普通のモモンガはこれまでに数頭治療した経験がありましたが フクロモモンガという動物は図鑑で見ただけでした。勿論飼い主さんには初めて実物を目にしました 等と言えるわけもなくて 久し振りみたいなポーズを取ってしまいました。この類の小動物について書かれている書物をあわてて引っ張り出して フクロモモンガについて勉強しました。標準的な体重や体長 平均寿命 餌として与えて良いもの、悪いもの 生活環境についての基礎知識 例えばゲージの大きさや室温管理、飲み水の与え方などなど確認しました。更にこの時期にかかりやすい病気とその治療法まで知識を整理して頭に入れ直しました。幸いに高槻市の方だったので 来院されるまでにタップリと時間があったので フクロモモンガについてしっかりと下調べを終えることが出来ました。

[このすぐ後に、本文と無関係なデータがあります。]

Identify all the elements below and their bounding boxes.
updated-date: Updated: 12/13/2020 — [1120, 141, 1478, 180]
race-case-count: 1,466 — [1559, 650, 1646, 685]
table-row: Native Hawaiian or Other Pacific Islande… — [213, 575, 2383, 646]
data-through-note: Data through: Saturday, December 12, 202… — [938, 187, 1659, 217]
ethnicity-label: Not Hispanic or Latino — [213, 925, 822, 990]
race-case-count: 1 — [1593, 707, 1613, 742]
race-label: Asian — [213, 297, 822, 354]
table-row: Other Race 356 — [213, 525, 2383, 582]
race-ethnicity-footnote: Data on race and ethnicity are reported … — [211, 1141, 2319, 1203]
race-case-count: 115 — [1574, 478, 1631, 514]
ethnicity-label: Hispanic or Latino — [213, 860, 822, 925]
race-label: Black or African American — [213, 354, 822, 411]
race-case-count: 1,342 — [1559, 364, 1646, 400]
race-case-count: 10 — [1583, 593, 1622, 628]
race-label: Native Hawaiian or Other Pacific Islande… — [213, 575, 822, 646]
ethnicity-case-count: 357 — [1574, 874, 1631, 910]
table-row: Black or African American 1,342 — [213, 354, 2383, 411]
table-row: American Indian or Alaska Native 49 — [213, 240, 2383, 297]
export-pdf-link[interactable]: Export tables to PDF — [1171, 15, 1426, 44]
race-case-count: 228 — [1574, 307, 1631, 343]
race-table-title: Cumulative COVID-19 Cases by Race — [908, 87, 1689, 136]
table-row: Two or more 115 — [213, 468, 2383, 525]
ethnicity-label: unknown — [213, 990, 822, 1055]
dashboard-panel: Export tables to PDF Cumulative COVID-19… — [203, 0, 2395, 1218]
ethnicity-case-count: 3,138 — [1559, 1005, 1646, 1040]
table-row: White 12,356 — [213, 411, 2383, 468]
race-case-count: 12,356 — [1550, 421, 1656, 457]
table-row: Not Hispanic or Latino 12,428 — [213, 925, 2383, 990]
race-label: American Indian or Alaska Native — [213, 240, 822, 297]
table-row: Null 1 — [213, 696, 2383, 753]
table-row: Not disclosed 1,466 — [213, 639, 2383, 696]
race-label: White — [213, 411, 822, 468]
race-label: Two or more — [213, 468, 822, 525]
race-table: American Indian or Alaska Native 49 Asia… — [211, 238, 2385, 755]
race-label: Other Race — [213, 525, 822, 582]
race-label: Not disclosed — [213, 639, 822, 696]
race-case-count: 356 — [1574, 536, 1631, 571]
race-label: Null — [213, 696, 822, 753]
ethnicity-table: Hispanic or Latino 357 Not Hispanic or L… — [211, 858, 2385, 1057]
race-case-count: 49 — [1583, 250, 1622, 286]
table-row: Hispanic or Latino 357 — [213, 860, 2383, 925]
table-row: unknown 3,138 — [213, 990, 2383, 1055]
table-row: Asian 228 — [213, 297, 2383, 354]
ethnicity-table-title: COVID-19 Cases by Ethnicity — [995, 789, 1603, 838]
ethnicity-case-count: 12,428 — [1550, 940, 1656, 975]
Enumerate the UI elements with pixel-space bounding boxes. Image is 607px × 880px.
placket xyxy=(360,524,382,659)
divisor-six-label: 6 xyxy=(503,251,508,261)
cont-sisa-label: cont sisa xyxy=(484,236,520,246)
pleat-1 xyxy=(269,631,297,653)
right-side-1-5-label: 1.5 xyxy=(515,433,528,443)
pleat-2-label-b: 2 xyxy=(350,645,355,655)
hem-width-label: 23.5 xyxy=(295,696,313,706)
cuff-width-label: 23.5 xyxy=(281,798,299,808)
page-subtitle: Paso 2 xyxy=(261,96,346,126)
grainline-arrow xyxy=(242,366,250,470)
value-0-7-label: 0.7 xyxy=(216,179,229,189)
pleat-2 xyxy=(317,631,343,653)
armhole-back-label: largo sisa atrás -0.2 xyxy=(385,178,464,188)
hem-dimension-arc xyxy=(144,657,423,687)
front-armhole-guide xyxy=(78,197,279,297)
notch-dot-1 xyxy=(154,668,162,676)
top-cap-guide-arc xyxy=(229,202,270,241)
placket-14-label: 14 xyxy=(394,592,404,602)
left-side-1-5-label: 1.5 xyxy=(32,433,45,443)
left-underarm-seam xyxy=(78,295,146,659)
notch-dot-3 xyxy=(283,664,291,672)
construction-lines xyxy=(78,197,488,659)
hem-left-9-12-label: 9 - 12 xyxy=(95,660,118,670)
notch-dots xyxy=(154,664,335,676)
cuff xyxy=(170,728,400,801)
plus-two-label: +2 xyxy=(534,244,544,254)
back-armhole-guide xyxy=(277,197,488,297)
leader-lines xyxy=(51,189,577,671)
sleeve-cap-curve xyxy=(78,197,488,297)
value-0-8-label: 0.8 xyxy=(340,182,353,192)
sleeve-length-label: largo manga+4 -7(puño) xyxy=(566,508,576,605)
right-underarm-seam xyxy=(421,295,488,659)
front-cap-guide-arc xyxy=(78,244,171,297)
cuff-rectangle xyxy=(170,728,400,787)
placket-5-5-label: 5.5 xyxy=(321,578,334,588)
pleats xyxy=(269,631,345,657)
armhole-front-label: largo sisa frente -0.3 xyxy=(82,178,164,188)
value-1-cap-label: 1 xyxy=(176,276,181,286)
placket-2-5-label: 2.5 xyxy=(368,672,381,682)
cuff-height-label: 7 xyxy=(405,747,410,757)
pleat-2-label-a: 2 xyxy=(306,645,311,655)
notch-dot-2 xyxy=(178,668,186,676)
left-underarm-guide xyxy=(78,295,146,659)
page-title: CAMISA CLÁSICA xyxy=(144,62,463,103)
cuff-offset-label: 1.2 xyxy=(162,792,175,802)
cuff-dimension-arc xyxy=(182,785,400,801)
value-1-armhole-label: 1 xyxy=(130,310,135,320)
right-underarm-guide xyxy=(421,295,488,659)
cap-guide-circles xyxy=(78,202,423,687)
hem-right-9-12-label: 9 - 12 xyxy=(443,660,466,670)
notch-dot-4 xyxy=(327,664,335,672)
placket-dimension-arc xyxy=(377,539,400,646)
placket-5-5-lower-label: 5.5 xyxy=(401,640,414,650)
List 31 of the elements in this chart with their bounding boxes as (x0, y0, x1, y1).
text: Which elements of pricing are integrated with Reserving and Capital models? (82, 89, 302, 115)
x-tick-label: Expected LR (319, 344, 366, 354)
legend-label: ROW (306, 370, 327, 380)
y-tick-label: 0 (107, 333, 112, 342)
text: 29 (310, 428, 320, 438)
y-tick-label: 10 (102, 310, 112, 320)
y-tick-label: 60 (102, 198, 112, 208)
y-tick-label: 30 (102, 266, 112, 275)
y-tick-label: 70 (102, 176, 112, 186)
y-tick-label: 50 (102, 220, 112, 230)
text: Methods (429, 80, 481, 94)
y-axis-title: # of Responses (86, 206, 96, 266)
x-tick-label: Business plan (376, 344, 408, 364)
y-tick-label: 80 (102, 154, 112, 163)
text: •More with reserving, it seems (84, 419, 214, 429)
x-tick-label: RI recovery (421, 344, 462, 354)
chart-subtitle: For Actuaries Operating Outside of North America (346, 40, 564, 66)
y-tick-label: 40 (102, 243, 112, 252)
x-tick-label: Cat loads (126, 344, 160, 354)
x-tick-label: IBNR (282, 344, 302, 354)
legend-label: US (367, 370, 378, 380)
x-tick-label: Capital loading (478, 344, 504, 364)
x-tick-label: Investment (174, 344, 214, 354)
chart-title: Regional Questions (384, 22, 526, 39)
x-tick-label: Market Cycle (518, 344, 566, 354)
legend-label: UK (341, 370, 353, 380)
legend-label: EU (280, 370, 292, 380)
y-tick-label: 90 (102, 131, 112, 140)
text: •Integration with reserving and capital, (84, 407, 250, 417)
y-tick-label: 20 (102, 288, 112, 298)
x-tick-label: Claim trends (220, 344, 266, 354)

今夜は冷え込んでいましたから 恐らく寒さによるダメージで食欲元気を消失したのだろうと予測していました。結構待たされてからやっと来院されたので早速診察を始めました。この動物は基本的に神経質であまり人に慣れません。赤ちゃんの頃にかなり濃厚に接触しておけば その匂いを覚えて馴染んでくれますが この子も人一倍神経質で 飼い主さんのご家族でも お母さんにはよく懐いていますがお父さんがうっかり手を出したら指を咬まれるのだそうです。

初対面の小動物なので直接手で触れずにタオルにしっかりとくるんでから 診察を始めました。まずは目や耳、口の中の状態をチェックしました。特に気になることはありませんが下の色が白かったので 貧血傾向があるのかもしれません。ここ一月ほど食欲が落ち気味との話でしたので 体格的にはやせ気味で栄養状態が良好とは言えません。

背中や腹部を触診した時に感じたのは やはり体温の低下でした。犬や猫のように検温できませんが 準備していたドライヤーで直ぐに体を温め始めました。ほんの一二分温めると かなり活発に動くようになりましたし 心音が温める前に比べて しっかりと落ち着いてきたように感じられました。とりあえず連れてきた巣箱に使い捨てのカイロをセットして帰り道で体温が下がらないように配慮しました。

車で来院する途中に一度嘔吐したという事でしたので 体重60gの子でしたので ほんの数ミリリットルですが点滴を入れて ショック状態から回復して 食欲が戻るような薬を流し込みました。後は体温が平熱を維持できるぐらいに回復してくれたらまた元気になってくれる事と思います、まだ三歳と若いので 回復はスムーズに行ってくれることを期待して治療を終えました。

最近 巣箱が古くなり汚れてきたので 新しいものと交換したそうで 巣箱にまだ馴染んでいないことも 今夜の不調と関係しているのかもしれません。何しろ小さい動物ですから 些細なことが身体には大きなダメージとして現れることは珍しくありません。人間でも大人であれば多少の事は影響を受けにくいのですが 生まれたばかりの赤ちゃんの場合は 小さなことが命に関わるような問題に発展する可能性があります。体重がほんの数十グラムの小動物の場合は 極小さな環境の変化が命取りになることはよくある事なので 細心の注意を払って面倒をみてあげて頂きたいと思いました。